Ono Kosuke, Abe Tomoyuki, Oshita Akihiko, Sumi Yusuke, Yano Takuya, Okuda Hiroshi, Kurayoshi Manabu, Kobayashi Tsuyoshi, Ohdan Hideki, Noriyuki Toshio, Nakahara Masahiro
Department of Surgery, Onomichi General Hospital, 1-10-23 Hirahara Onomichi, Hiroshima, 722-8508, Japan.
Department of Gastroenterological and Transplant Surgery, Applied Life Sciences, Institute of Biomedical and Health Sciences, Hiroshima University, 1-2-3 Kasumi, Hiroshima, 734-8551, Japan.
World J Surg Oncol. 2021 Apr 5;19(1):97. doi: 10.1186/s12957-021-02210-9.
Hepatectomy for resectable colorectal liver metastasis (CRLM) is recommended. However, the efficacy of upfront hepatectomy without neoadjuvant chemotherapy (NAC) is unclear due to the uncertainty of perioperative systemic chemotherapy. Moreover, it is crucial to predict the prognosis when considering perioperative chemotherapy. This study evaluated the impact of neoadjuvant chemotherapy on the prognosis of patients with resectable CRLM and assessed the usefulness of Beppu's nomogram for predicting prognosis.

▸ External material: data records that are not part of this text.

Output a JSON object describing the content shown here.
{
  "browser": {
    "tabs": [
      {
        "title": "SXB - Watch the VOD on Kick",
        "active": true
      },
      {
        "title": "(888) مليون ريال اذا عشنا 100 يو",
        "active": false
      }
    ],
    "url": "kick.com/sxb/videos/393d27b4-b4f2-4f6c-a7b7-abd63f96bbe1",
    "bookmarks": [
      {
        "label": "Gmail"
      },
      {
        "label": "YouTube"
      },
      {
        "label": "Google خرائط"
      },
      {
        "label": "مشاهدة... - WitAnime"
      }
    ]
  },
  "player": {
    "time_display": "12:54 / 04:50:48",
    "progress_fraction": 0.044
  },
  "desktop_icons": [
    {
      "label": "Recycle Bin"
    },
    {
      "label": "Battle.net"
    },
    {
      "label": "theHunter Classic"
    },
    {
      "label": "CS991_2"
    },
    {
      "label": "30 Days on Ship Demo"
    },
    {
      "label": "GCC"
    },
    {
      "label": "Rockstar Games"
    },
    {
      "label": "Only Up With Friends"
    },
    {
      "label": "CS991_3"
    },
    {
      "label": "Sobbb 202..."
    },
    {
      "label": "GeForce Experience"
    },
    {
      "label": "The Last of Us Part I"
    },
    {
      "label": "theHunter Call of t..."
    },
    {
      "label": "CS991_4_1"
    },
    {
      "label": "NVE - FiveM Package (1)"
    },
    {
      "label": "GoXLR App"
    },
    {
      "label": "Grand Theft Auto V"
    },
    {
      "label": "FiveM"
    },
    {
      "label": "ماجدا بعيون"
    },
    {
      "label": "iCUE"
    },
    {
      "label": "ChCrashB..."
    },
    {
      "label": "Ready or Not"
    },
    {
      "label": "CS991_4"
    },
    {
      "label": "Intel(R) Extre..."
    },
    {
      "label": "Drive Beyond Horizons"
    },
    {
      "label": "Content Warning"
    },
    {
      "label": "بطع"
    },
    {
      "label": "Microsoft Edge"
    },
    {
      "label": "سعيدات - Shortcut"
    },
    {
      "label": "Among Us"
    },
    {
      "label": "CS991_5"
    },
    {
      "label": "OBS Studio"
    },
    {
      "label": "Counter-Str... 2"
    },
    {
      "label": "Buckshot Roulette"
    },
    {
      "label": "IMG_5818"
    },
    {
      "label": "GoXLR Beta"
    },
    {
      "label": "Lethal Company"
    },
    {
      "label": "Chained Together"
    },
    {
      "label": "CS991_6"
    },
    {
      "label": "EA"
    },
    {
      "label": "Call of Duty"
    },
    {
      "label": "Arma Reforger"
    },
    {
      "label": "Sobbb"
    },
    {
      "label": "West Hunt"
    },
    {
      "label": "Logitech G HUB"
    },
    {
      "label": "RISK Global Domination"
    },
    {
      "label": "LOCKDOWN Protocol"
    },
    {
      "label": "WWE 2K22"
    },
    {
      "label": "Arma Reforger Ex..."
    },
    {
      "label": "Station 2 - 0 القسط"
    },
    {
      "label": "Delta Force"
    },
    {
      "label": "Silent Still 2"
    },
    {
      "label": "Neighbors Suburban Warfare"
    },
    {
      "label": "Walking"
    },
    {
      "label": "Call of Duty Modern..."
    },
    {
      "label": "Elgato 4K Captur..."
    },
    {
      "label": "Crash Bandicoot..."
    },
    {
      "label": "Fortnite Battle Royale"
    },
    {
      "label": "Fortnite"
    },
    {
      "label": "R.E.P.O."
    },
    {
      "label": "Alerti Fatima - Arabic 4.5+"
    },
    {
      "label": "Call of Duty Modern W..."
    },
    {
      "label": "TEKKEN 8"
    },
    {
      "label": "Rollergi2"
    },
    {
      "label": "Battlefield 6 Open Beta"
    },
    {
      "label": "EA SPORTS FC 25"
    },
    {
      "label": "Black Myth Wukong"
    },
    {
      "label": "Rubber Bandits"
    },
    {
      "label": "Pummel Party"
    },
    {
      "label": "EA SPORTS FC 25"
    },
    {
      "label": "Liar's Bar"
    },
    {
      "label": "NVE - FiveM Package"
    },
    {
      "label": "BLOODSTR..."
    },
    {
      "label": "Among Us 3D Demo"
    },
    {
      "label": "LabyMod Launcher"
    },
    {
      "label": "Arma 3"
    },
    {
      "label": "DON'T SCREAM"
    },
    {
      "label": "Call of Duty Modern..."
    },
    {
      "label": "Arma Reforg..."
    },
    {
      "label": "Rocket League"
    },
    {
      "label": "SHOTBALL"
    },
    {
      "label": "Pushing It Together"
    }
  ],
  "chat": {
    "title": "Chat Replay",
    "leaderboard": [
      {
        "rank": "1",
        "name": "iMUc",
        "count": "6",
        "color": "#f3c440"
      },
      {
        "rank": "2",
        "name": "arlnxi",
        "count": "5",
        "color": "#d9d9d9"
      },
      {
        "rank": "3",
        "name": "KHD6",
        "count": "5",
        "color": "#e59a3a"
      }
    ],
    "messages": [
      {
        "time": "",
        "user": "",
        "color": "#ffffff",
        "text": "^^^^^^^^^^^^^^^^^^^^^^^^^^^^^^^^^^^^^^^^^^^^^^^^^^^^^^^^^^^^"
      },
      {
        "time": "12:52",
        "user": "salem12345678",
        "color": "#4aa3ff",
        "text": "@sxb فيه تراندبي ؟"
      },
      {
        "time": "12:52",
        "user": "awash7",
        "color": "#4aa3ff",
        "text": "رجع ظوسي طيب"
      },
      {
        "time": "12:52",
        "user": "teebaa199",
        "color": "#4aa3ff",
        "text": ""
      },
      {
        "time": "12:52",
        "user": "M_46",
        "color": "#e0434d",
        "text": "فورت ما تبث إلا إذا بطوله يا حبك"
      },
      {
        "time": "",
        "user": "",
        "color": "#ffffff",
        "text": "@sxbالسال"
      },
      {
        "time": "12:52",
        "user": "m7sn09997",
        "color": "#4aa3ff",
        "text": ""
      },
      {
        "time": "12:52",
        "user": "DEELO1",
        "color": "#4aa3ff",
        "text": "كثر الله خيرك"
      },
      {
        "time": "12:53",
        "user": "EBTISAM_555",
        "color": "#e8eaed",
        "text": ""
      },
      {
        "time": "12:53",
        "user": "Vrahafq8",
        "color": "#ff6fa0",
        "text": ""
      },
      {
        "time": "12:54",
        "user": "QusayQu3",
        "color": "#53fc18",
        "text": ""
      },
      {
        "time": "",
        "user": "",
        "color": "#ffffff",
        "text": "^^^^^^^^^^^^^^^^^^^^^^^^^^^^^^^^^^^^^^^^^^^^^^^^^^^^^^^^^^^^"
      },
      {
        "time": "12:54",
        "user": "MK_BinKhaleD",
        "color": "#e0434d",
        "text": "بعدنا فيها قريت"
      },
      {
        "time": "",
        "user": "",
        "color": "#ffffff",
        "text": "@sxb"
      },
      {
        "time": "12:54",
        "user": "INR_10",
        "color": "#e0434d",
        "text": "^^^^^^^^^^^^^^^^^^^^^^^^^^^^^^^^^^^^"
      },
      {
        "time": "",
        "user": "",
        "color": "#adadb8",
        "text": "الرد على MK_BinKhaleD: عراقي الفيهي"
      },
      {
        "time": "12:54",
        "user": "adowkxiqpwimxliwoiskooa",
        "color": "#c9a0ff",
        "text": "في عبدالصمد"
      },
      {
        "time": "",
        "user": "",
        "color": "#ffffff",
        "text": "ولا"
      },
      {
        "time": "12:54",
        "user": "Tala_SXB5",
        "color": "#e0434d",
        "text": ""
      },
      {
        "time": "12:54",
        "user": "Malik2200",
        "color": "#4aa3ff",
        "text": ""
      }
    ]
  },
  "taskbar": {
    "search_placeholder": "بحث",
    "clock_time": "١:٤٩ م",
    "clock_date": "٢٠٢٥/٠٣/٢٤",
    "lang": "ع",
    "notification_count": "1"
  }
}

This retrospective study identified 88 consecutive inpatients who underwent primary hepatic resection for CRLM; 58 received neoadjuvant chemotherapy and 30 underwent upfront surgery. Factors associated with recurrence-free survival were identified via univariate and multivariate analysis. Furthermore, propensity score analysis using inverse probability of treatment weighting (IPTW) was performed.
On univariate analysis, poor recurrence-free survival was associated with multiple tumors, advanced primary tumor stage, vascular invasion by the primary tumor, a Beppu's nomogram score ≥ 6, and neoadjuvant chemotherapy. On multivariate analysis, a Beppu's nomogram score ≥ 6 and neoadjuvant chemotherapy were independent risk factors for recurrence. Neoadjuvant chemotherapy recipients had a higher incidence of lymph node metastasis and vascular invasion than non-recipients. Propensity score analysis revealed no significant difference in the recurrence-free survival rate between these groups.
Our results show that upfront hepatectomy without neoadjuvant chemotherapy can be considered for resectable CRLM treatment. Beppu's nomogram score can be a tool for predicting the prognosis of patients with CRLM.
推荐对可切除的结直肠癌肝转移(CRLM)进行肝切除术。然而,由于围手术期全身化疗的不确定性,术前未进行新辅助化疗(NAC)的直接肝切除术的疗效尚不清楚。此外,在考虑围手术期化疗时预测预后至关重要。本研究评估了新辅助化疗对可切除CRLM患者预后的影响,并评估了别府列线图预测预后的实用性。
这项回顾性研究纳入了88例连续因CRLM接受原发性肝切除术的住院患者;58例接受了新辅助化疗,30例接受了直接手术。通过单因素和多因素分析确定与无复发生存相关的因素。此外,还进行了使用治疗权重逆概率(IPTW)的倾向评分分析。
单因素分析显示,无复发生存较差与多发肿瘤、原发肿瘤晚期、原发肿瘤血管侵犯、别府列线图评分≥6以及新辅助化疗有关。多因素分析显示,别府列线图评分≥6和新辅助化疗是复发的独立危险因素。接受新辅助化疗的患者淋巴结转移和血管侵犯的发生率高于未接受者。倾向评分分析显示,这些组之间的无复发生存率没有显著差异。
我们的结果表明,对于可切除的CRLM治疗,可以考虑不进行新辅助化疗的直接肝切除术。别府列线图评分可作为预测CRLM患者预后的工具。